I don’t think I’ve ever heard anyone describe Solid State amps as warm. Have you ever heard anyone describe Amp modulators as warm? Or guitar amp plugins? Usually you have to find ways to warm them up don’t you? Maybe with a tube plugin of some sort.

So if heat from a tube amp was the initial catalyst for the phrase warm being used to describe an amp’s tone, then what definitions should we apply to warm when used in this manner.

Here are Mine

  • Notes that sag
  • Non-piercing
  • Pleasing to the ear
  • Big and full
  • Notes give in to the amp
  • Sounds like dust surrounds the notes
  • Inspires you
  • Puts big smiles on faces 🙂
  • Glassy
  • Demands you play the Wind Cries Mary riff at least once
  • Feel the notes through your hand
  • Can’t stop playing
  • Causes you to repeat over and over again how Awesome the sound is

I’m having a little fun with this, but what do you think of when you hear “Warm Tone”?

8 thoughts on “What Does a Warm Tone Even Mean!”

  1. A round sound with no harsh edges. Clean with just enough “huh” like a good chest bump, yet soft enough to caress. Notes that just sort of fade into the sunset. Not… gritty, harsh all mashed up tones, With certain notes that pop you in the face.

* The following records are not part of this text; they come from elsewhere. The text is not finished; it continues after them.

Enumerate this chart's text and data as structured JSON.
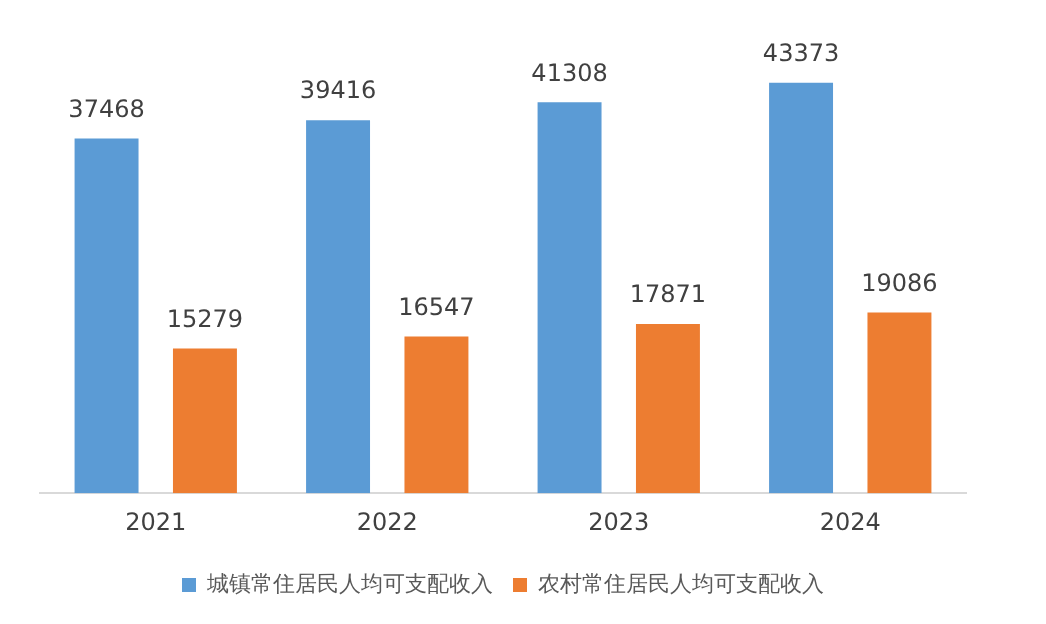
{
  "chart_data": {
    "type": "bar",
    "categories": [
      "2021",
      "2022",
      "2023",
      "2024"
    ],
    "series": [
      {
        "name": "城镇常住居民人均可支配收入",
        "color": "#5b9bd5",
        "values": [
          37468,
          39416,
          41308,
          43373
        ]
      },
      {
        "name": "农村常住居民人均可支配收入",
        "color": "#ed7d31",
        "values": [
          15279,
          16547,
          17871,
          19086
        ]
      }
    ],
    "data_labels": true,
    "legend": "bottom",
    "grid": false
  }
}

  2. The difference between a warm tone and a crisp tone is frequency balance. A warm guitar tone usually has strong frequencies bellow 800hz and around 6-7khz where as a crisp tone would have more frequencies above 800hz and around 7-8 khz. Crisp tones also have a lot of presence above 10khz.

    Yes this is pure frequencies we are talking about but it is good to know when using eq to try and get the warm bits to stand out.

    Tubes give a warm tone because they “bend” the frequency’s towards the frequency range that we have defined as warm. I don’t believe it was designed this way I think they just built amplifiers out of what they could and the market started comparing amp tones and giving labels to the tonal quality of the sounds that they produced.

    Now in the world of computer vsts we can call up any recognised vintages sound and it is recreated digitally. This make things a bit different but also very interesting because literally anyone now has access to literally any sound. This makes things exciting and I am looking forward to watching the digital music industry grow.

  3. Warm tone to me is when each note is played from the soul. The tone you hear is the touch on the string amplified through the vacuum tubes. The note has to be full of heart and soul brothers.

    Peace, Spock, & E.T.

  4. For me switching to the neck pickup produces more of a warm/bluesy sound to me… I would say that I switch to the bridge pickup when I am going for brighter/crispier tones (esp in metal riffing/solos)… but switch to the neck pickup for more of a bluesy/ambiance sound. As an “engineer” I like Victors answer the best, because for me its all about frequency (its surprising how much a difference a lil eq make, if you want to see Victors description in action… try downloading a frequency analyzing plugin like blue cat’s freq analyst… it’s free btw).